[July 7] [Alien] Star Dust
[July 7] [Alien] Star Dust
VICTORIA VESNA+
[July 7] [Alien] Star Dust by Victoria Vesna
Tuesday, July 7, 2020, at 2 pm PDT, 5 pm EDT, Europe: 11:00 pm CET
Victoria Vesna’s work has long focused on immersing her audiences in installation spaces that are meant to slow down time and take us into other dimensions. This led her to work in close collaborations with musicians, sound artists, nanoscientists, biologists, neuro-scientists and buddhist monks among others. Some examples of work in the past two decades are the NanoMandala, Water Bowls, Blue Morph, Octopus Brain Storming, Bird Song Diamond and most recently the Noise Aquarium. In this new work, together with her collaborators from the UCLA Art Sci collective and Harvestworks, she takes us on a meditative journey to outer space.

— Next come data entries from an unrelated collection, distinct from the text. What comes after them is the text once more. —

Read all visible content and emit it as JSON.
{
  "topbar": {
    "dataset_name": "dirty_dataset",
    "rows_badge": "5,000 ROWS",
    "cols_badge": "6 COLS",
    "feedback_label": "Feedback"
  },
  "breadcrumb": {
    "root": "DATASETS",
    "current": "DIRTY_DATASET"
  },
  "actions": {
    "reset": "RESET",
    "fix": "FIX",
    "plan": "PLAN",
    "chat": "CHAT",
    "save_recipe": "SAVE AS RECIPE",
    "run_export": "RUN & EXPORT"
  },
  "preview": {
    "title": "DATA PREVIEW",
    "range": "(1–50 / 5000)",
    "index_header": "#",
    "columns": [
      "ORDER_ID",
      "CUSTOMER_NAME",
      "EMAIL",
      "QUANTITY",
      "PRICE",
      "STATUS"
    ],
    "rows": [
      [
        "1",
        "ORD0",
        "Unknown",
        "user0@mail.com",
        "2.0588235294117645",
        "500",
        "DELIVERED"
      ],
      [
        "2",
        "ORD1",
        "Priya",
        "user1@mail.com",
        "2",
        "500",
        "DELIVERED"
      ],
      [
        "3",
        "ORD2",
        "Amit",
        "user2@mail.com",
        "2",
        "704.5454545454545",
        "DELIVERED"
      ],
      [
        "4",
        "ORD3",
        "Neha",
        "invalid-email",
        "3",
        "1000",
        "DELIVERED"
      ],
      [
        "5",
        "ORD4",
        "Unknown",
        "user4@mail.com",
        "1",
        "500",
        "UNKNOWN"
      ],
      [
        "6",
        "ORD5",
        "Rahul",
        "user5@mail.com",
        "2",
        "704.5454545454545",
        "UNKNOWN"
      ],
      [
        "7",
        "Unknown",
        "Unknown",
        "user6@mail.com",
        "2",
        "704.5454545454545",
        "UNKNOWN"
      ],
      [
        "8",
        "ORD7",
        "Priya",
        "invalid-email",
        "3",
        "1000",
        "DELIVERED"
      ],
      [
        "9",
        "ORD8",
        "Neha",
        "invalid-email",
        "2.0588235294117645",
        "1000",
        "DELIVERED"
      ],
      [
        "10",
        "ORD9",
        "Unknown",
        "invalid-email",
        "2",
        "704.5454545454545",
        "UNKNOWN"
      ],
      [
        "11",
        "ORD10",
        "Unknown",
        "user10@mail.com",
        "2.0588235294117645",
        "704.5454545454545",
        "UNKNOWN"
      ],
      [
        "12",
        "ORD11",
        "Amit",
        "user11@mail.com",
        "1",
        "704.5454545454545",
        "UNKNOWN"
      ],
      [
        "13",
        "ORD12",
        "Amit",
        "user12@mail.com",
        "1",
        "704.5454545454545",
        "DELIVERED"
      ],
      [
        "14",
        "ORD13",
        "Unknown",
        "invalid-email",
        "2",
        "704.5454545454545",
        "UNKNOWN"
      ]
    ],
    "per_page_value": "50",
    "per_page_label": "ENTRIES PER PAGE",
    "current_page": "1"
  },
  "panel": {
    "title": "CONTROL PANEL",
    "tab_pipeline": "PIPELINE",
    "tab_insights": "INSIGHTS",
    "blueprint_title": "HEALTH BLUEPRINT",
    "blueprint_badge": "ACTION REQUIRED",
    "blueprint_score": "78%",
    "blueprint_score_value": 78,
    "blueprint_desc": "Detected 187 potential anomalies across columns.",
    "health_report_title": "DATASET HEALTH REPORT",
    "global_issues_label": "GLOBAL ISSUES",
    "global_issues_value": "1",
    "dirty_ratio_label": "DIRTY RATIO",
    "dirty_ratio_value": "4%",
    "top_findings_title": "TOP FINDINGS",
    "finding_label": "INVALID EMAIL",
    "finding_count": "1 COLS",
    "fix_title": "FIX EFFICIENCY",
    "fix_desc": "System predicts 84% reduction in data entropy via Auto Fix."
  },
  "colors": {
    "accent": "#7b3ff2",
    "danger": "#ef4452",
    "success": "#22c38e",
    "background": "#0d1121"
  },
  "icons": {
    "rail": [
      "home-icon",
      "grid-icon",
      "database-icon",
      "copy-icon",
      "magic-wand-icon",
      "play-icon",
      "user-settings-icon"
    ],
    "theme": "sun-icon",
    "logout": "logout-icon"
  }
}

Premiering with the support of Harvestworks, this work is meant to be experienced as a guided meditation bringing to life the sensations of meteorites and micro-meteorites falling on all continents and mixing with the anthropogenic dust falling on our planet from many dimensions. Layers of sounds from inner and outer space with animations of dust and data driven by corona deaths are presented with the intent of honoring those who left their bodies without preparation and all who are suffering.

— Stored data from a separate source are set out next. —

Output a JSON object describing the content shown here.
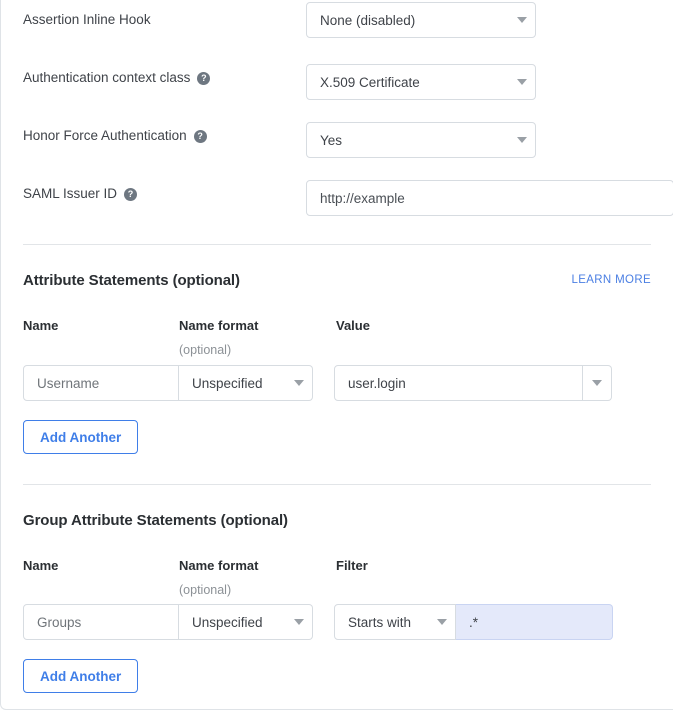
{
  "form": {
    "rows": [
      {
        "label": "Assertion Inline Hook",
        "has_help": false,
        "control": "select",
        "value": "None (disabled)"
      },
      {
        "label": "Authentication context class",
        "has_help": true,
        "help_glyph": "?",
        "control": "select",
        "value": "X.509 Certificate"
      },
      {
        "label": "Honor Force Authentication",
        "has_help": true,
        "help_glyph": "?",
        "control": "select",
        "value": "Yes"
      },
      {
        "label": "SAML Issuer ID",
        "has_help": true,
        "help_glyph": "?",
        "control": "text",
        "value": "http://example"
      }
    ]
  },
  "attribute_statements": {
    "title": "Attribute Statements (optional)",
    "learn_more": "LEARN MORE",
    "columns": [
      {
        "label": "Name",
        "sub": ""
      },
      {
        "label": "Name format",
        "sub": "(optional)"
      },
      {
        "label": "Value",
        "sub": ""
      }
    ],
    "row": {
      "name": "Username",
      "name_format": "Unspecified",
      "value": "user.login"
    },
    "add_button": "Add Another"
  },
  "group_attribute_statements": {
    "title": "Group Attribute Statements (optional)",
    "columns": [
      {
        "label": "Name",
        "sub": ""
      },
      {
        "label": "Name format",
        "sub": "(optional)"
      },
      {
        "label": "Filter",
        "sub": ""
      }
    ],
    "row": {
      "name": "Groups",
      "name_format": "Unspecified",
      "filter_operator": "Starts with",
      "filter_value": ".*"
    },
    "add_button": "Add Another"
  },
  "colors": {
    "link": "#4b7fe3",
    "button_blue": "#3f7ee8",
    "filter_highlight": "#e4e9fa",
    "border": "#d7dce1",
    "divider": "#e2e5e8",
    "text": "#3f4349",
    "heading": "#2b2f33",
    "muted": "#8c9196"
  }
}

This online version was created as a meditation that is guided by the artist following the extra-terrestrial, terrestrial, and human-made dusts traveling far and wide and creating complexity that is part of an invisible reality. Most go about their daily life without being aware of ever thinking about the extraterrestrial dusts that could be on their kitchen floor, right here on earth. The alien signal is lost in the human noise and the group meditation reclaims our vision of planetary citizenship.
We are created from stardust by nuclear fusion, like our myriad siblings – animals, plants, insects, plankton, bacteria, and viruses, and we all function together in vibratory fields – bottom up just as nature and nanotechnology works. [Alien] Star Dust rains on us every day and this piece brings these particles to our attention and reminds us of our interconnected heritage in the larger cosmos. Dust knows no borders.